Hearing of European Court of Justice on Data Retention Directive

July 1st, 2008

Heisse reports about the hearing of the ECJ in Ireland v. Council and Parliament, a case about the legal base for the data retention directive (2006/24/EC). Interestingly, the Dutch government also defends the legal base. And also EDPS’s EU data protection guru Hustinx. He argues that the legal base (Art 95 EC Treaty) is appropriate and points to the fact that otherwise the retained data would not fall under the EU Privacy Directives. These reasons are pragmatic and without doubt EDPS argued similarly when the Council was still pursuing a Framework Decision in the Third Pillar.

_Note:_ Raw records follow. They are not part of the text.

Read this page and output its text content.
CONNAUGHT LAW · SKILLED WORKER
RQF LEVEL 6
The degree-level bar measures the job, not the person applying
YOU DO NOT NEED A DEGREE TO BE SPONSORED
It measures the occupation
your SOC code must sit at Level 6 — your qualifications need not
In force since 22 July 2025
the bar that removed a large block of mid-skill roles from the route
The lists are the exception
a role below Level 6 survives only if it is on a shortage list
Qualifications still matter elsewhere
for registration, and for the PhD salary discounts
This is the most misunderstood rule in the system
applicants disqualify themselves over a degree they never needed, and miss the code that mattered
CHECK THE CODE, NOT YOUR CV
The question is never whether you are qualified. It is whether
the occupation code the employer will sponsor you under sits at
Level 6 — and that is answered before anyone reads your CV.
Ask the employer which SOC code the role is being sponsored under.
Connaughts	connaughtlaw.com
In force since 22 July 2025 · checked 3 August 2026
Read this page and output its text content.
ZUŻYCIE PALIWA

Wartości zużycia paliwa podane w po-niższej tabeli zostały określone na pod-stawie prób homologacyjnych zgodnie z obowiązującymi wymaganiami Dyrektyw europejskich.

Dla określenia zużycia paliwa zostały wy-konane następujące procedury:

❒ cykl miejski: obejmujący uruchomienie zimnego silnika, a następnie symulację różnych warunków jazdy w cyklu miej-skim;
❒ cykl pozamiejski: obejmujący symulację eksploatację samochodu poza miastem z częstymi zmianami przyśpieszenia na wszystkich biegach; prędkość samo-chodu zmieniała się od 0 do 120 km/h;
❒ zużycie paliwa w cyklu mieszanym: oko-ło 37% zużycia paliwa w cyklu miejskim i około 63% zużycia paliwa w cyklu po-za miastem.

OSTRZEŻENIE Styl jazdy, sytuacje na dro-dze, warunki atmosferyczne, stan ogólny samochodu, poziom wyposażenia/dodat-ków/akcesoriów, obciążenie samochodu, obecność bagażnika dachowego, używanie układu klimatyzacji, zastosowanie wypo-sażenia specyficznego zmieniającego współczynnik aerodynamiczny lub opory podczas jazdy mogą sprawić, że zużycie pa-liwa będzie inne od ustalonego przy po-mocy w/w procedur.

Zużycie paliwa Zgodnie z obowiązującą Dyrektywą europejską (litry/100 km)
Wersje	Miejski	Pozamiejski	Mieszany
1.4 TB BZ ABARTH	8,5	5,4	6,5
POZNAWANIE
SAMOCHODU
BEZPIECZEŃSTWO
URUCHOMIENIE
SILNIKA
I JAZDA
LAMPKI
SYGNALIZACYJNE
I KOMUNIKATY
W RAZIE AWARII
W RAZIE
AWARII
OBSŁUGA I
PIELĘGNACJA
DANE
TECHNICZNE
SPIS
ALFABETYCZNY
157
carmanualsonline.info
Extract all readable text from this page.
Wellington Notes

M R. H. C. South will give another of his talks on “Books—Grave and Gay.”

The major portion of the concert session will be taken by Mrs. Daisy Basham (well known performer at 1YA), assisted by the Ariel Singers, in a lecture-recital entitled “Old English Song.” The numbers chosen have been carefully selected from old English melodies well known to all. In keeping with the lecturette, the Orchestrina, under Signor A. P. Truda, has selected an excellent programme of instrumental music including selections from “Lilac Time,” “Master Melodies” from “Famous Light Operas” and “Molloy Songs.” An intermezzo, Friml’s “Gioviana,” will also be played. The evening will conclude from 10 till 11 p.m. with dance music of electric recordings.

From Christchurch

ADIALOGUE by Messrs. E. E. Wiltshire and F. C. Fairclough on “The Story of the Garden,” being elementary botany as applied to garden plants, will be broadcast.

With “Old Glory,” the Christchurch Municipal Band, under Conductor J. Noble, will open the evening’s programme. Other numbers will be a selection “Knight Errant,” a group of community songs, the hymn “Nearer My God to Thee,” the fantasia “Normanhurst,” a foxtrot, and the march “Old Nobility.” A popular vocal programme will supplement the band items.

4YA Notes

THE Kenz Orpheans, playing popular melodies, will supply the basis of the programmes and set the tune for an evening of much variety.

The reasons why the European Parliament wanted to have data retention in the First Pillar was because they wanted to have a co-decision procedure, in which they have more powers. Unfortunately the Parliament, after having been highly critical of data retention, decided to make a compromise in December 2005. The idea that something will turn out to be better if you are involved in the process is probably inherent to politics. So much for democracy:

The European Commission Vice-President Franco Frattini hailed a “victory for democracy” - and EU compromise, meanwhile Mr. Alvaro said : “By voting as we (the Parliament) did today we create a precedent where Council need only say ‘jump!’ and Parliament cries ‘how high?‘”, 18 January 2006, edrigram.

The compromise has resulted not only in one of the worst directives from a digital rights perspective, but also fails to provide a European standard for data retention. All over the EU different data retention regimes are being put in place, between 6 and 24 months and sometimes longer, often extending the scope of obligations significantly. The Directive is, however, an amendment to the ePrivacy Directive which provides for FULL harmonization. You do not have to be a European Law expert to understand that this does not fit. And no, the Lisbon Treaty will not fix this.